[Marxism] China, Henry Liu and the Heritage Foundation
lnp3 at panix.com
Thu Jun 17 22:24:20 MDT 2004
David McDonald wrote:
> Louis P. has said nothing in the current exchange to bolster or develop
> the view that the Chinese CP is leading the country toward
> re-establishing capitalism. Henry Liu, on the other hand, has posted a
> lot of stuff recently that leads me to believe I will approach this
> question more cautiously.
Henry is definitely worth reading on China. His posts to the a-list
archives are at: http://lists.econ.utah.edu/pipermail/a-list/. It is too
bad that he insisted on posting anti-Semitic material from neo-Nazi
websites here, which led to his expulsion.
I would also read what the rightwing thinktanks, who supply many of the
ideological cannons for the ruling class today, have to say about
China--and more specifically about how it compares to Cuba.
(From "Backgrounder #1010" titled "WHY THE CUBAN TRADE EMBARGO SHOULD BE
MAINTAINED", By John P. Sweeney, November 10, 1994. It is on the
Heritage Foundation Web Page, www.heritage.org)
Those who favor lifting the embargo often point to the examples of
Vietnam and China to justify their position, claiming that eliminating
the embargo will encourage the growth of a free-market economy which
will undermine the communist regime. Such comparisons are not valid.
Capitalism is destroying communism in China, but the driving force is
not international trade. It is a strong domestic market economy
tolerated by the communist government. China's market economy is
dominated by many millions of small entrepreneurs who are devouring the
communist command economy. Moreover, China's market economy has been
growing in depth and diversity since the mid-1980s. Free trade is
promoting faster market growth and expanding the personal freedom of
millions of Chinese, encouraged by entrepreneurs and investors from
Taiwan, Hong Kong, and elsewhere who are providing the capital,
entrepreneurial skills, and international trade contacts which are
compelling China to transform its economy. In the process, a vast and
prosperous middle class is being created.
In Cuba, however, the Castro regime is not willing to liberalize the
economy and create a free market. Cuban exile communities in the United
States, Latin America, and Europe are not willing to work with Castro,
and market initiatives by the Castro regime to encourage them to do so
are very recent, dating from 1993 for the most part. The basic
orientation of the hard-liners surrounding Castro is to contain and
restrict all initiatives that unleash individual entrepreneurship and
creativity. For example, the government has arrested people for earning
"too much" money in the dollarized informal economy, the variety of
legally permitted "family businesses" has been restricted, and tax rates
on the income of self-employed Cubans have been increased. Moreover,
Cuba's constitution and legislation specifically prohibit all private
initiative, notwithstanding recent reforms allowing self-employment by
Cubans in approximately 140 categories of economic activity from which
all professionals (the core of any middle class) are expressly barred.

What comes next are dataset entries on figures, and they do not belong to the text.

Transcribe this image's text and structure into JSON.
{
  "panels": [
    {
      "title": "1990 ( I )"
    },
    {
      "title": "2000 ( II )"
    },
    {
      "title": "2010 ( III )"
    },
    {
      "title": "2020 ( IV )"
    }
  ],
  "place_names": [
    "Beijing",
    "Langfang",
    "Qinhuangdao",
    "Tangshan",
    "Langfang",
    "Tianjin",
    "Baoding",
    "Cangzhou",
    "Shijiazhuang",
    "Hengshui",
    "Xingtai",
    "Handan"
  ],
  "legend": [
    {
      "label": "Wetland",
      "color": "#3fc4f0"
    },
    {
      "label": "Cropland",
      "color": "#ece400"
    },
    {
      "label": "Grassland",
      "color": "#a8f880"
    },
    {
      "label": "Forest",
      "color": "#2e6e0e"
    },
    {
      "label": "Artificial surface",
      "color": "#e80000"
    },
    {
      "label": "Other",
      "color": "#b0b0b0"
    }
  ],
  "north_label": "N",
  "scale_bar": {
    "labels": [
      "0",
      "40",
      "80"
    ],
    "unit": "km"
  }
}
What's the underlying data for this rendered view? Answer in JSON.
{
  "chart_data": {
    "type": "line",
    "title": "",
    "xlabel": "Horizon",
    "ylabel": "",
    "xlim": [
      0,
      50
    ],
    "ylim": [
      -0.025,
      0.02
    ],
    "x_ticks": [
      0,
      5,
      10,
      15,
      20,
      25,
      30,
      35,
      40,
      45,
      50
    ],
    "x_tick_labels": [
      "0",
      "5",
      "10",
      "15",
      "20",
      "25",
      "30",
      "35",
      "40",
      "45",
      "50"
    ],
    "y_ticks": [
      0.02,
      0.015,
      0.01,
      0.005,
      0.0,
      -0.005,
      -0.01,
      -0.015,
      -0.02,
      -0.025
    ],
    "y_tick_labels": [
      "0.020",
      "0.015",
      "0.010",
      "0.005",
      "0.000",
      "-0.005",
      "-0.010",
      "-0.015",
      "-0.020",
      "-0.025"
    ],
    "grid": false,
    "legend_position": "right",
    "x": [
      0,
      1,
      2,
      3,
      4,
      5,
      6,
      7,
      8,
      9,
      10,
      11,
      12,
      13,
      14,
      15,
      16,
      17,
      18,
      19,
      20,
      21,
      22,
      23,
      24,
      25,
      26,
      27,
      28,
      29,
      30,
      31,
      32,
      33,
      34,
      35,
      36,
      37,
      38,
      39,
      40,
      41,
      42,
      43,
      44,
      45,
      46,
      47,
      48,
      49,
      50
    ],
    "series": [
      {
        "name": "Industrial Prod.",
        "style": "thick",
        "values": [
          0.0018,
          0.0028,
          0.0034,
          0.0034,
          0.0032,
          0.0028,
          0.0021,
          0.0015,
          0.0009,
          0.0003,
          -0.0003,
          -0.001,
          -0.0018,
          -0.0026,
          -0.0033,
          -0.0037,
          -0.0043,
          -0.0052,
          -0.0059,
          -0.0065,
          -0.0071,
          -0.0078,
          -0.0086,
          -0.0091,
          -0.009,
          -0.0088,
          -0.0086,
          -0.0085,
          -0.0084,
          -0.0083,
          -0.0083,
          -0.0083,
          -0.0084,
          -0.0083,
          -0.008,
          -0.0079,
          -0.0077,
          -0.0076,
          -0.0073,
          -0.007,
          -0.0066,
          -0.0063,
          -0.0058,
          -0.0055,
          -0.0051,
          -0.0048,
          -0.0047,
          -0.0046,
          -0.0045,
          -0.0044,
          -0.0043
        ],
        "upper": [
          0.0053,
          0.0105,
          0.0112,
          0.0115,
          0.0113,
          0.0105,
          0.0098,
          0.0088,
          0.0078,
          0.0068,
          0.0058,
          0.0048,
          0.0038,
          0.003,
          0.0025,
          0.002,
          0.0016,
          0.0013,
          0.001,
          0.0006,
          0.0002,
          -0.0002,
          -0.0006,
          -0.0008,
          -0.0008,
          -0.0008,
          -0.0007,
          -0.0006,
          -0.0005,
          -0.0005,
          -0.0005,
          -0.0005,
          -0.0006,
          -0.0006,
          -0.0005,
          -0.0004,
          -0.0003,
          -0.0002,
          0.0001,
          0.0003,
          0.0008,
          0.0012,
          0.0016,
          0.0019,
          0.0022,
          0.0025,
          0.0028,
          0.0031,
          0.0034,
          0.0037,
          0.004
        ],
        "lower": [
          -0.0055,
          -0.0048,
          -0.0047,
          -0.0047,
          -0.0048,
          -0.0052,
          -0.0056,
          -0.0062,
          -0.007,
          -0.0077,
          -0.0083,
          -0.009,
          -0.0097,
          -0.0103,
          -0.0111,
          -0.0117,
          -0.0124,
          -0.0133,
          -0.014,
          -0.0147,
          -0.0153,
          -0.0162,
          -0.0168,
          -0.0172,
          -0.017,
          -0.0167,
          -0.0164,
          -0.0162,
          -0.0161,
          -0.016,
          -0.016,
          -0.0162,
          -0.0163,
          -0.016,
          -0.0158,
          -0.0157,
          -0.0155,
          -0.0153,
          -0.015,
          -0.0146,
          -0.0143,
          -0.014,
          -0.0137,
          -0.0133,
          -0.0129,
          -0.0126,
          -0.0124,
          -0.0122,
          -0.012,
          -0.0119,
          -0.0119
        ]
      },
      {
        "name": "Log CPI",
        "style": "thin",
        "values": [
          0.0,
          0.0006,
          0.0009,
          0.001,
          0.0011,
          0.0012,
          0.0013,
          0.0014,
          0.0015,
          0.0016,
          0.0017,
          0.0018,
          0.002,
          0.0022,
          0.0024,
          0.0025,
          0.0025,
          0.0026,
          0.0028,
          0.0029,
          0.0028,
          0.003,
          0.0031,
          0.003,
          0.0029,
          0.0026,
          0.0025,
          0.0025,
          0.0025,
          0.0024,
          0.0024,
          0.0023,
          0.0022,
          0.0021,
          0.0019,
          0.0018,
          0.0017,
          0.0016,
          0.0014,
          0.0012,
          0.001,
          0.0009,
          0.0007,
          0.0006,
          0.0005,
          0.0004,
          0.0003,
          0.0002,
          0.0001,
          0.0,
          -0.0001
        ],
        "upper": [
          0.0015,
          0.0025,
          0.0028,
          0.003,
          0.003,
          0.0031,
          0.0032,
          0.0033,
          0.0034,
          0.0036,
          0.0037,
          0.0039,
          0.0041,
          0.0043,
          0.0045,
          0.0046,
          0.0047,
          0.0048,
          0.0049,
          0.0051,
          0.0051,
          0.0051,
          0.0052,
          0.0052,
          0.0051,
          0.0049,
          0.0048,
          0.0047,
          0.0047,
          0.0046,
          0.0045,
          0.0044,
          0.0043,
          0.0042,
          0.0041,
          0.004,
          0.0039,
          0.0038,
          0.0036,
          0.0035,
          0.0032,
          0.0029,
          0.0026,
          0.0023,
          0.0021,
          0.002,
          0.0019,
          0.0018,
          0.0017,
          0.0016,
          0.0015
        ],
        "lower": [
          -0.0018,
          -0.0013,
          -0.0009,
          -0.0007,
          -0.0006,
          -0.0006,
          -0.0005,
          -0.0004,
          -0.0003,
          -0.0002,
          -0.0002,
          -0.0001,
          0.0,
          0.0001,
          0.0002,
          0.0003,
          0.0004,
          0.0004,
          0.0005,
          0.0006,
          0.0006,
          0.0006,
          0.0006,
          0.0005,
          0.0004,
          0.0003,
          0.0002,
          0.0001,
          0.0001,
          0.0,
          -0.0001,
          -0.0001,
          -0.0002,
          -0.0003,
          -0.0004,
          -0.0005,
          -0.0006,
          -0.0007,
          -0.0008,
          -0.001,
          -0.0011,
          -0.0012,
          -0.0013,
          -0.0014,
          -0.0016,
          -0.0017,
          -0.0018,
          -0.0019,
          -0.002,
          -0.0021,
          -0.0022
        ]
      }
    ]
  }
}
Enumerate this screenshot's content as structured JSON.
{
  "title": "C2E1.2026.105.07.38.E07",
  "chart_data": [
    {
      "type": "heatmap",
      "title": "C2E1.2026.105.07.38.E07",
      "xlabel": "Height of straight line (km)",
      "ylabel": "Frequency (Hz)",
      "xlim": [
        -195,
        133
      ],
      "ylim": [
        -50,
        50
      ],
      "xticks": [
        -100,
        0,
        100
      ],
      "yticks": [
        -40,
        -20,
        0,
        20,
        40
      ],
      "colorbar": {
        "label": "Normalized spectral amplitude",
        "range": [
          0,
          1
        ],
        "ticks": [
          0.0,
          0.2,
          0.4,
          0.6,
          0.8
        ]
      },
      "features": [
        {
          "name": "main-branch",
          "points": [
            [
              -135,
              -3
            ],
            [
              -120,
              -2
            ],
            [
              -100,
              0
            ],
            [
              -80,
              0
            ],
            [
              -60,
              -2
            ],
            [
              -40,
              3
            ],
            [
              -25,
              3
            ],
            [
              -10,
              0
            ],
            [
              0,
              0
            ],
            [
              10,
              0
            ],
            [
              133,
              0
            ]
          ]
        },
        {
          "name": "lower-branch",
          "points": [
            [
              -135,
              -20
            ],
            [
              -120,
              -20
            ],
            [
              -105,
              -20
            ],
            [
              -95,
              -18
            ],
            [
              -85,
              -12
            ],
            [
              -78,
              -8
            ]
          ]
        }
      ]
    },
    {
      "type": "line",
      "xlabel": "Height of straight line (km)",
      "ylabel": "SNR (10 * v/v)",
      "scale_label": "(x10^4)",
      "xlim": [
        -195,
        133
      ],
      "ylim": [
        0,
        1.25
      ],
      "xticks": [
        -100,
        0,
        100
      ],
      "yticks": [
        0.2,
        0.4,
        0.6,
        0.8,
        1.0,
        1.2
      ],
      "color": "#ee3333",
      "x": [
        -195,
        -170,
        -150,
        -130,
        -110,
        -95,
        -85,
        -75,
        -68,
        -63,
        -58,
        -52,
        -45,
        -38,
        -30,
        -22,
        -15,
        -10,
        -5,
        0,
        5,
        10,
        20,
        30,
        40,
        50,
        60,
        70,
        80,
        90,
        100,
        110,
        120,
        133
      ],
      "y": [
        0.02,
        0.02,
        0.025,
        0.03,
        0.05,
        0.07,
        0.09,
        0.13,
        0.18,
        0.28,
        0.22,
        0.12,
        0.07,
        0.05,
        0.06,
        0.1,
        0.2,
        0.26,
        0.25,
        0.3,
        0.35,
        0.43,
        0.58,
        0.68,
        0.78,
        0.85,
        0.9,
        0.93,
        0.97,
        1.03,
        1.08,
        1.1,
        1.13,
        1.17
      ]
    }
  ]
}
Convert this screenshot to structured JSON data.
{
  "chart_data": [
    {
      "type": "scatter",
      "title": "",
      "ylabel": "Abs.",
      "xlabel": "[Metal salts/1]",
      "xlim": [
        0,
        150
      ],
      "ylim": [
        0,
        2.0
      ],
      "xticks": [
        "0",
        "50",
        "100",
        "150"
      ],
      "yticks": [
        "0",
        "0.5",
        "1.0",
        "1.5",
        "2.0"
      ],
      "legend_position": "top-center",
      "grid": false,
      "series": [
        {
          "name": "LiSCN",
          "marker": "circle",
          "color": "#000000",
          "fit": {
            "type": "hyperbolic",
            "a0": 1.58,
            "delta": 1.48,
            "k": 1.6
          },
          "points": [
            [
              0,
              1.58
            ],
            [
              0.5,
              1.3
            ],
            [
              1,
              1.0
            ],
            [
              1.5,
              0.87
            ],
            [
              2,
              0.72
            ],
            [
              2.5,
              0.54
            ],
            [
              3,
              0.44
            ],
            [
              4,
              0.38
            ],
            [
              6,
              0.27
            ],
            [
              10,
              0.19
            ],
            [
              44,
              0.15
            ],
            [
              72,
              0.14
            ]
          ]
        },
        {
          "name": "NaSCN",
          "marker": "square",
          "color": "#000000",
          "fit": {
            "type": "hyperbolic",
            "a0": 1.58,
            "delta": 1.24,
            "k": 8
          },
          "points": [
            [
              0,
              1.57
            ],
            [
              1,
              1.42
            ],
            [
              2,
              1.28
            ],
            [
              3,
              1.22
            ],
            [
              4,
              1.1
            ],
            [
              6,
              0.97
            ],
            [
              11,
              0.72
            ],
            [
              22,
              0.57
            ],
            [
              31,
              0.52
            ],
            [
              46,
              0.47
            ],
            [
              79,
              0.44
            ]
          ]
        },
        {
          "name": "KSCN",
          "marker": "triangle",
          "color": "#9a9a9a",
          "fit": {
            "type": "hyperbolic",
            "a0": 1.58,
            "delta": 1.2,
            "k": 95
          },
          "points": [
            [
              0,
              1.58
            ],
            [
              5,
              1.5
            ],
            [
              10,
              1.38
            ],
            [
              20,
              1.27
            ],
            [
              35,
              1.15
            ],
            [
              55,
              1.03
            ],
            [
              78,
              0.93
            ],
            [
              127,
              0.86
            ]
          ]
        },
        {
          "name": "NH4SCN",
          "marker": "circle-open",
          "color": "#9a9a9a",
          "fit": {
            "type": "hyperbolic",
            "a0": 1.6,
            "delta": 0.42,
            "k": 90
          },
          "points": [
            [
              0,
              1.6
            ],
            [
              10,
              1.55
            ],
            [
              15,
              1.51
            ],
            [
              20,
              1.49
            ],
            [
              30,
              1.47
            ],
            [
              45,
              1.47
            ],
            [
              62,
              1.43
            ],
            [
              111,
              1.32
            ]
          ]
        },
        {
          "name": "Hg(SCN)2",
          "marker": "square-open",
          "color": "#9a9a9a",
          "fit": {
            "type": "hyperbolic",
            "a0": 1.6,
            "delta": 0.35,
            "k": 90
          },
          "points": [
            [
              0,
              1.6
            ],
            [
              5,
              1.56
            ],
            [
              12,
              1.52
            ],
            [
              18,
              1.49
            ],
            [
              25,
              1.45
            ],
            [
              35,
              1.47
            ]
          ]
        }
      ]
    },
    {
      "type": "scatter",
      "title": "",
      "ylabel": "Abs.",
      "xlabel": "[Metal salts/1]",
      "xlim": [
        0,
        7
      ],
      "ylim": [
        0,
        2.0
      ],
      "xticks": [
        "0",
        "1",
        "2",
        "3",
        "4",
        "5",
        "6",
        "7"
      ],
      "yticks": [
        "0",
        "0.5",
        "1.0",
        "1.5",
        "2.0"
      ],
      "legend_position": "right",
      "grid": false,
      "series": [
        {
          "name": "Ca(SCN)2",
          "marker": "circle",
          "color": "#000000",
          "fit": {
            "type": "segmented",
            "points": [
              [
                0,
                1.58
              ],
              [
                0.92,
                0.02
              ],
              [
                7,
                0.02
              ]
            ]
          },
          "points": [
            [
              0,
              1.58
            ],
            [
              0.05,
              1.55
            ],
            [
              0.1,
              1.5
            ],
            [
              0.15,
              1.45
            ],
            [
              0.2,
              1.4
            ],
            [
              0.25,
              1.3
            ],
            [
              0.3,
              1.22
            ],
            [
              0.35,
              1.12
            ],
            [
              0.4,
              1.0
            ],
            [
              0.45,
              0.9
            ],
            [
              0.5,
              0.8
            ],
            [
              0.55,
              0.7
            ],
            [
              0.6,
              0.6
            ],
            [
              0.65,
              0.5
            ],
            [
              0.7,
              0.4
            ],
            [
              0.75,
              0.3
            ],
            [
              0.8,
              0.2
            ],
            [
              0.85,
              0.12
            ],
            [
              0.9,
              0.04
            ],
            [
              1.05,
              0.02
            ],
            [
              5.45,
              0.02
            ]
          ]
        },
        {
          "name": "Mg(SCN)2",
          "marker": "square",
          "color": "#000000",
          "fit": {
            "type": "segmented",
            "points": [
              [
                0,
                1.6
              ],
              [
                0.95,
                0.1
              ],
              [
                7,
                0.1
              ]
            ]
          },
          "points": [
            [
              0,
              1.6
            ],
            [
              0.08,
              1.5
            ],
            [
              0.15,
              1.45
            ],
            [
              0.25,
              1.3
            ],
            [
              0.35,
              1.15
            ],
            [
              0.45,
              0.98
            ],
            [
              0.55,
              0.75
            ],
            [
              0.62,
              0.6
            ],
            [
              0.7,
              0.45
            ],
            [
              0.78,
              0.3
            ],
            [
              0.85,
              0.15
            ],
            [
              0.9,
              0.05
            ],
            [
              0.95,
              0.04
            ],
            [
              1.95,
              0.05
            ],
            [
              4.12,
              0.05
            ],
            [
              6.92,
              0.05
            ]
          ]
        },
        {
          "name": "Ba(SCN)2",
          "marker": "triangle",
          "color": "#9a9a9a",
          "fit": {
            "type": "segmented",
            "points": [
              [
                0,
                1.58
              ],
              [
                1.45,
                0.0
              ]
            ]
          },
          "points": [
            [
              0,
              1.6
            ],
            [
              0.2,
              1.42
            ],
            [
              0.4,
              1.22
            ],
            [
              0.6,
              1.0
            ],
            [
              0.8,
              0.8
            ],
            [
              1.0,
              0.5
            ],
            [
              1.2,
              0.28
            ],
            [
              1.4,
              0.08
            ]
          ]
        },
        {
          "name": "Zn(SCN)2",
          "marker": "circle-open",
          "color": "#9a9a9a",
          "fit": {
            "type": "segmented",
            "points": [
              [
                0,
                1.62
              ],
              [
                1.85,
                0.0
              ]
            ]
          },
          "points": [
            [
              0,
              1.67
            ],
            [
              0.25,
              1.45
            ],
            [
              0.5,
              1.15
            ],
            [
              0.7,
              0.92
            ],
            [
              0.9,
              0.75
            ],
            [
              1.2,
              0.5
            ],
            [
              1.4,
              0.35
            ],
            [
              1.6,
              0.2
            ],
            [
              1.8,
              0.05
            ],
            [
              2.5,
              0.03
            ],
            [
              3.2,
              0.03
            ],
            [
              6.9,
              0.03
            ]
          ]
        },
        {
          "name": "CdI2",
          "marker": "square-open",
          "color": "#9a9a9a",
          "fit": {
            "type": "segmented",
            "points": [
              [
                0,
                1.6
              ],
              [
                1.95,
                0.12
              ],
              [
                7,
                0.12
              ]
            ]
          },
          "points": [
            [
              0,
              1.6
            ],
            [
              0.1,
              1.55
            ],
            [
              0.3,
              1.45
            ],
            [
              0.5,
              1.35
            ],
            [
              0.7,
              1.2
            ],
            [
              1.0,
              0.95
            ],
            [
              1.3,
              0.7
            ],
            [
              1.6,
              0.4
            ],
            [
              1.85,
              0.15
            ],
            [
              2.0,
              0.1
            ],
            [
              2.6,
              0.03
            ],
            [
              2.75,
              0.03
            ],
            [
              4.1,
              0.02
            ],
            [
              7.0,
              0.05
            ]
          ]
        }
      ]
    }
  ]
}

For over three decades, the regime has operated on the basis of divide
and rule. Castro's bitter enmity toward the Cuban exile community
precludes the possibility of replicating in the Caribbean what China's
exile community has accomplished in China.
None of the alleged "market reforms" undertaken to date in Cuba are true
free-market initiatives. Free enterprise remains highly restricted.
Foreign investors doing business in Cuba today deal mainly with Castro's
regime. Cuban partners in joint ventures and mixed companies are
approved by Castro as "safe." Moreover, unlike China, Cuba has barely
started to open up its economy, and what little has been done to date
has been permitted with great official reluctance and with the objective
of assuring the communist government's political survival. China's
economic transformation has been under way since 1978, when important
agricultural reforms were introduced, including the right of peasant
farmers to grow the crops they wished and retain some of their profit.
Moreover, the government of China has encouraged the marketization of
the country's coastal provinces, and since 1992 the Chinese constitution
has incorporated the concept of the "socialist market economy." Although
China remains a communist nation where political freedoms are sharply
restricted, the ruling regime has permitted vigorous development of the
private sector, thus laying the seeds for its eventual demise and
potential replacement by a politically pluralist, more open society.